野兎が隣で立ち止まるのを感じ、恐る恐る目を開けた。
目の前に――
深く輝く朱色の瞳があった。
水色の鱗を持つ龍が、水道の出口に佇み、じっと私たちを見つめている。
「野兎とー、知らない人ー」
どこからか、可愛らしい子供の声がした。
水道のまわりには、さまざまな花が咲き乱れ、
光を浴びた水色の鱗は眩しいほどに輝いていた。
まるで絵画のように美しく――
まるで神のように、神々しかった。
私はただ、まっすぐに朱色の瞳を見つめていた。
野兎は親しみのこもった声で言った。
「アズール。
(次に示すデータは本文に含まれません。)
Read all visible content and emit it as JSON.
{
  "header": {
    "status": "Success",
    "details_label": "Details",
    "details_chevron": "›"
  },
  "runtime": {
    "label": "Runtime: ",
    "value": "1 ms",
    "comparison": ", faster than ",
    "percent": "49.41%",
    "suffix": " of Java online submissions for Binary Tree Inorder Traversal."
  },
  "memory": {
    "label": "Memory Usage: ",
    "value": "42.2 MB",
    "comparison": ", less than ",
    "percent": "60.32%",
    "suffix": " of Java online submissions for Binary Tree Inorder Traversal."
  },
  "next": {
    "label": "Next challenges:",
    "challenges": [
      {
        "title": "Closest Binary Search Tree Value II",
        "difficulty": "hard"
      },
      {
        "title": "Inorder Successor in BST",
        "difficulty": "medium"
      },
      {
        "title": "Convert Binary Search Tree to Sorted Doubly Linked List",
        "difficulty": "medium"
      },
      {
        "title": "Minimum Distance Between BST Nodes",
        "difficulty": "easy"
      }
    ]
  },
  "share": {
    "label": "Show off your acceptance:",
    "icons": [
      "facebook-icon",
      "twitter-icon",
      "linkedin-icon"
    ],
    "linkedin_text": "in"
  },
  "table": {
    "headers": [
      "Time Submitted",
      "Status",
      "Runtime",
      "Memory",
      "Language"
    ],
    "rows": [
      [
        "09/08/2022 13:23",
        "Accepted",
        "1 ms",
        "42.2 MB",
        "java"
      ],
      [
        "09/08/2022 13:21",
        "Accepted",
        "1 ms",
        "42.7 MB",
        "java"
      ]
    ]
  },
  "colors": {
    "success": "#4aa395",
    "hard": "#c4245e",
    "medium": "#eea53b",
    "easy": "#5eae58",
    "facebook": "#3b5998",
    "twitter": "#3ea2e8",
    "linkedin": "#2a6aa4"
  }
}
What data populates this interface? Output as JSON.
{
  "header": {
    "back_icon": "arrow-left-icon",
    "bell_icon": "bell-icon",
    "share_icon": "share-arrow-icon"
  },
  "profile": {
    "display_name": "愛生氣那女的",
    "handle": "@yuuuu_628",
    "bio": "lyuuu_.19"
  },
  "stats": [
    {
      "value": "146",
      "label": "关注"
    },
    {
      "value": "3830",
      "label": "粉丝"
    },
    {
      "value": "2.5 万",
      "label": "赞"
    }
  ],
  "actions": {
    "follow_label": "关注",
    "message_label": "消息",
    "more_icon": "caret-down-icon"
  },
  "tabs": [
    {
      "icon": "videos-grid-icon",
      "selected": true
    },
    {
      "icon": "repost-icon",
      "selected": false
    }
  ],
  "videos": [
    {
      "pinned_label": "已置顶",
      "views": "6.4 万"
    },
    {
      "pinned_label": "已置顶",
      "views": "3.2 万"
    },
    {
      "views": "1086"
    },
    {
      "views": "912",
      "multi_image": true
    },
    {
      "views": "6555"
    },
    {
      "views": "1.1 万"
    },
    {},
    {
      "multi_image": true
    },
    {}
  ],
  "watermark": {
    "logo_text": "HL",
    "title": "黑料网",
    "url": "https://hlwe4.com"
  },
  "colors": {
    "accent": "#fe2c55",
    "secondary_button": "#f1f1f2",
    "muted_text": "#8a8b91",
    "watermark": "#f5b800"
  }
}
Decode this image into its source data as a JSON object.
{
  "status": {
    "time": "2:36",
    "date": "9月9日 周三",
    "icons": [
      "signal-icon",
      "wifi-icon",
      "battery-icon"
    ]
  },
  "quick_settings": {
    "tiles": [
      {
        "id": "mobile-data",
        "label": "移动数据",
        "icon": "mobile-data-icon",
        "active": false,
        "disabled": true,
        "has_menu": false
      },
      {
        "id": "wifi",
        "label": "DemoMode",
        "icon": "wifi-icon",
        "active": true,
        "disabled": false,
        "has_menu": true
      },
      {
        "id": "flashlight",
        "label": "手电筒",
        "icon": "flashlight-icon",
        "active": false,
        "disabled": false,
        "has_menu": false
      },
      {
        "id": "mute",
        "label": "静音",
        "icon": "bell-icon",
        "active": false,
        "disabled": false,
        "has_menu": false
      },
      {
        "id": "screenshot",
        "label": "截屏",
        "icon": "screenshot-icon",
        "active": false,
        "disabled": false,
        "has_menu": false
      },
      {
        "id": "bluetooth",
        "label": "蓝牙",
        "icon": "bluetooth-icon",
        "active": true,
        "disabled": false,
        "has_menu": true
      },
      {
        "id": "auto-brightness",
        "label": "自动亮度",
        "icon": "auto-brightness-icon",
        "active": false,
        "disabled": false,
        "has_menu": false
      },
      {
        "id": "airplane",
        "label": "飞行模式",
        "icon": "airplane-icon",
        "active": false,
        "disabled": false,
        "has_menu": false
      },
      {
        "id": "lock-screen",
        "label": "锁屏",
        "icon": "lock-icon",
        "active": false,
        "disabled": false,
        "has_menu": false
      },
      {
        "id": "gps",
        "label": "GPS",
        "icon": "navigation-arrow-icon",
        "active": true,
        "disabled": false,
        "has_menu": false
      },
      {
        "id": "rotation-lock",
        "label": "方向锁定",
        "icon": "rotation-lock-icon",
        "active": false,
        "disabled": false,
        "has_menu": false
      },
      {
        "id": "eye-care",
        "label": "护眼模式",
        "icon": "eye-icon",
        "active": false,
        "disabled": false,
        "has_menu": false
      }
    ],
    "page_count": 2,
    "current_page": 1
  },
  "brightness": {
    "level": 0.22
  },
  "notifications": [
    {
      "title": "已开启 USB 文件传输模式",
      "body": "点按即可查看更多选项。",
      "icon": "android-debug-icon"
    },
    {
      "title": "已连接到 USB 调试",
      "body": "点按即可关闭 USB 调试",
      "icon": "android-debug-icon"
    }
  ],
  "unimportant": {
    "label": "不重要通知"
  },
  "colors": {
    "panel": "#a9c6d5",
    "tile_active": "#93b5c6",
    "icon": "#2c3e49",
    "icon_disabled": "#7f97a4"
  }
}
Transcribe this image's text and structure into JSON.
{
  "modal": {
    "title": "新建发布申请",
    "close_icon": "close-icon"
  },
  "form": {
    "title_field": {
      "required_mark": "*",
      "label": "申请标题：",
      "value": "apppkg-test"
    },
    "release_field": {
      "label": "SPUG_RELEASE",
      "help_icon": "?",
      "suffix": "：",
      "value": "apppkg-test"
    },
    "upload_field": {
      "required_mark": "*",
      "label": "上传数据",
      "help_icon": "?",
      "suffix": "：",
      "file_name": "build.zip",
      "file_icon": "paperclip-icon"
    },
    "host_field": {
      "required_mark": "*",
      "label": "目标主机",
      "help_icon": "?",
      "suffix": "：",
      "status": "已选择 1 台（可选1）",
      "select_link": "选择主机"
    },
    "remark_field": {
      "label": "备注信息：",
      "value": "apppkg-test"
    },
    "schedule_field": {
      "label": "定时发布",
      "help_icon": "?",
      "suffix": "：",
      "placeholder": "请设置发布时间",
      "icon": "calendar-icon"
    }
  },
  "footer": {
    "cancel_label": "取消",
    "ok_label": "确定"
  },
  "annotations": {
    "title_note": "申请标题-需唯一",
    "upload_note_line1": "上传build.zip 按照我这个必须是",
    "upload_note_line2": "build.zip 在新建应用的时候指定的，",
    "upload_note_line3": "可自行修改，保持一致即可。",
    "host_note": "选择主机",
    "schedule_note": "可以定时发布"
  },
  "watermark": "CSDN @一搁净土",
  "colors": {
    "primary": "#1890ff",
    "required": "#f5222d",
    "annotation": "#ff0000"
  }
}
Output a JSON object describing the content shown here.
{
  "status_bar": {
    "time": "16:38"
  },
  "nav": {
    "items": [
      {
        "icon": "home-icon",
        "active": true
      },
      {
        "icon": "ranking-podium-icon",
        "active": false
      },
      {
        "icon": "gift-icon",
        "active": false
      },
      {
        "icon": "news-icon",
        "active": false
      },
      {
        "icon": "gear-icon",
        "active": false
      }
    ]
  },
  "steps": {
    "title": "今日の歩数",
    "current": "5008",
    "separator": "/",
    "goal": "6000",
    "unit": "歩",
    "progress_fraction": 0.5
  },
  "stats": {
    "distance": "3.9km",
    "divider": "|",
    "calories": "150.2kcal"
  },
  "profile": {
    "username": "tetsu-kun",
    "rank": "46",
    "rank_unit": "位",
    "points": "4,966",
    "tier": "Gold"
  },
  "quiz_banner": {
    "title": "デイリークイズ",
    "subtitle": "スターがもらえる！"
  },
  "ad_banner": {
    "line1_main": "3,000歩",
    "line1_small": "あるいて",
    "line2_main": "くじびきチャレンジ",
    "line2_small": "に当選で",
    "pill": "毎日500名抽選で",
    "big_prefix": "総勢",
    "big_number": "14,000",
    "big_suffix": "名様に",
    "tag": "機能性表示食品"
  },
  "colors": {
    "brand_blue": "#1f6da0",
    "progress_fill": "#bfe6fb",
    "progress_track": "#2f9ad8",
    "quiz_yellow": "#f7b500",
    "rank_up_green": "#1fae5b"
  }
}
お久しぶりです。
お変わりはありませんか?
こちらは、私の親族の朱映です」
龍は地面にぺたりと顔を伏せた。
最初は驚きすぎて気がつかなかったが、
帝都にいる縛られた龍や、道中で見かけた龍たちよりも、
体色はずっと淡く、体も二回りは小さいように感じた。
「朱映かー。名前だけは知ってるよ。
ようやく保護できたの?
はじめまして。怖くないよ。
……アズールだよー」
その声が目の前の巨大な龍のものだと気づき、
思わず息を呑んだ。
空腹、疲労、混乱。恐怖と畏怖、そして――言葉にならぬほどの陶酔。
それらがいっきに押し寄せて、私は意識を手放した。
遠くで、野兎と子供の声がする。
アズール。空色の龍。
私が初めて言葉を交わした龍であり、
未来の私にとって――唯一無二の、絆を結ぶたったひとつの龍だ。